Staring up at the house, my neck cricks.

One after another, lights go on. The front door opens and a wide stream of light colours the garden. Mr Kelly looks down the path. Next he looks down at the step. He sees the box, and calls back into the house. “Susie!” He's bending down, picking it up. Mrs Kelly comes running and they both look towards the road. Mrs Kelly calls, “Hello? Is anyone there?” She's wearing a short nightie. What is it makes me notice this when I'm hunkering down again, grabbing Toffee and crawling along the pavement?

I don't see any more, but, after a moment, I hear someone shut the front door.

Chapter Eleven

The tide's right up now; there's hardly any beach left. I've pulled my trainers off, and the water swishing over my feet is like every cool thing in the world. Cool, cool, cool. I'm tempted to paddle in further, but I know there's something dark about this thought. Toffee loves the sea, but I fear for him. If he decides to have a swim and gets into difficulties, I'm in no state to go after him.

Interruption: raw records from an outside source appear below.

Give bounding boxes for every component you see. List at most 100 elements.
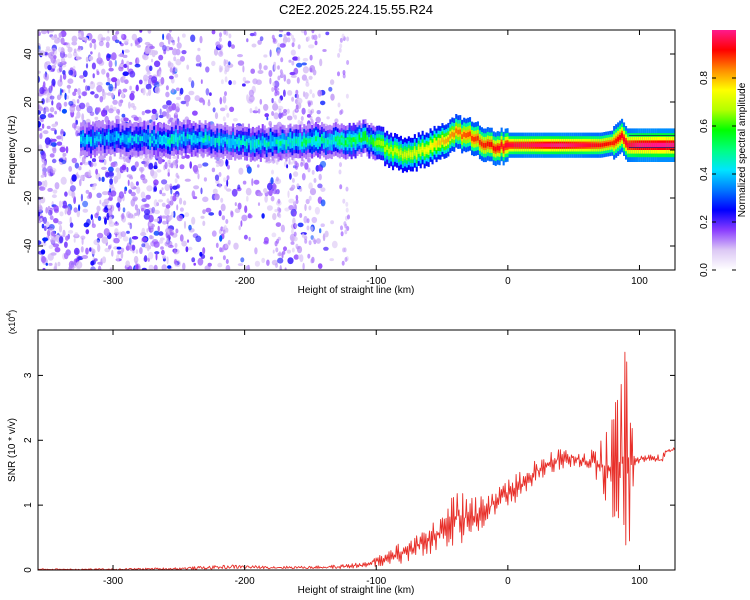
ridge-cell [429, 142, 432, 148]
noise-blob [325, 31, 330, 36]
noise-blob [68, 88, 71, 94]
noise-blob [58, 200, 62, 208]
y-tick-label: -40 [23, 238, 34, 253]
ridge-cell [589, 143, 592, 147]
noise-blob [309, 188, 317, 196]
noise-streak-blob [226, 175, 230, 181]
ridge-cell [396, 148, 399, 154]
noise-blob [266, 259, 270, 266]
noise-blob [289, 187, 295, 191]
ridge-cell [652, 142, 655, 148]
ridge-cell [632, 142, 635, 148]
noise-blob [208, 212, 215, 216]
noise-blob [320, 199, 326, 207]
noise-streak-blob [291, 96, 295, 102]
noise-blob [71, 157, 78, 164]
ridge-cell [125, 137, 128, 143]
noise-blob [150, 169, 155, 177]
noise-blob [49, 107, 55, 113]
ridge-cell [228, 140, 231, 146]
noise-blob [131, 240, 134, 243]
noise-streak-blob [295, 199, 299, 205]
ridge-cell [413, 148, 416, 154]
noise-blob [80, 246, 84, 253]
noise-streak-blob [338, 47, 342, 53]
noise-blob [136, 44, 141, 48]
noise-blob [59, 74, 63, 83]
noise-blob [103, 198, 110, 205]
noise-blob [242, 180, 247, 185]
noise-blob [61, 108, 67, 114]
noise-blob [106, 92, 112, 96]
ridge-cell [607, 142, 610, 146]
noise-blob [317, 263, 323, 269]
noise-blob [169, 47, 173, 51]
ridge-cell [597, 143, 600, 147]
noise-blob [130, 191, 136, 197]
noise-blob [48, 139, 53, 146]
ridge-cell [137, 137, 140, 143]
ridge-cell [222, 139, 225, 145]
ridge-cell [111, 135, 114, 140]
noise-blob [282, 250, 286, 255]
noise-blob [172, 195, 177, 202]
noise-blob [246, 166, 252, 174]
noise-streak-blob [346, 36, 350, 42]
ridge-cell [617, 136, 620, 142]
noise-blob [115, 167, 120, 173]
noise-blob [38, 127, 43, 131]
noise-blob [130, 43, 133, 47]
noise-blob [185, 246, 189, 253]
ridge-cell [603, 142, 606, 147]
noise-streak-blob [273, 85, 277, 91]
noise-blob [148, 88, 152, 97]
noise-blob [209, 256, 214, 260]
noise-blob [59, 51, 66, 59]
ridge-cell [293, 139, 296, 144]
noise-blob [116, 202, 121, 208]
noise-blob [109, 55, 116, 60]
noise-blob [103, 159, 107, 166]
noise-blob [164, 183, 170, 192]
noise-streak-blob [276, 50, 280, 56]
noise-blob [105, 171, 110, 178]
ridge-cell [625, 140, 628, 146]
noise-blob [223, 58, 227, 67]
ridge-cell [530, 143, 533, 147]
noise-blob [107, 197, 113, 201]
noise-blob [208, 99, 210, 104]
noise-blob [240, 220, 243, 227]
noise-blob [89, 42, 93, 49]
noise-streak-blob [310, 258, 314, 264]
noise-blob [161, 187, 164, 191]
ridge-cell [672, 142, 675, 148]
noise-blob [114, 228, 119, 235]
noise-blob [108, 216, 113, 225]
noise-blob [142, 54, 149, 61]
ridge-cell [593, 143, 596, 147]
ridge-cell [435, 142, 438, 148]
ridge-cell [548, 143, 551, 147]
noise-streak-blob [307, 36, 311, 42]
noise-blob [268, 70, 273, 77]
noise-blob [38, 75, 41, 83]
noise-blob [259, 98, 263, 105]
ridge-cell [431, 145, 434, 150]
noise-streak-blob [278, 98, 282, 104]
noise-blob [287, 90, 293, 96]
noise-blob [257, 70, 264, 74]
ridge-cell [601, 143, 604, 147]
noise-blob [42, 81, 46, 89]
noise-blob [277, 65, 280, 70]
noise-streak-blob [338, 169, 342, 175]
noise-blob [61, 159, 67, 164]
noise-blob [218, 50, 224, 57]
noise-streak-blob [299, 186, 303, 192]
noise-blob [81, 30, 84, 37]
noise-blob [150, 235, 154, 240]
noise-blob [50, 83, 53, 91]
noise-streak-blob [294, 160, 298, 166]
noise-blob [96, 232, 104, 239]
noise-streak-blob [222, 229, 226, 235]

My right foot meets a massive hidden pebble. Almost a small boulder. Bruised, my toe starts to hurt, like the rest of me. I stumble, and now I'm sitting in the lapping saltwater. I know I should move, make an attempt to stand up. But the cold sea, seeping into my jeans – making wet balloons between the harsh denim and my sore skin – feels so good. Too good, because it makes me want to stay here with the water washing round my waist. Now up to my breasts. They're sore, and this soothes them. In front of me, at eye level, the reflection of the moon stretches away in a narrowing ribbon of light, until it meets the real thing high above the horizon. I don't feel the cold, and somehow I know this is wrong. I think of Mum alone at home. Beside me, Toffee shakes himself, and the spray on my face knocks sense into my stupid head.

I don't, after all, want to slip under the water and drown.

Wondering why I took my trainers off, I push them back on, and though my fingers don't want to work, I force them to tie knots in the laces.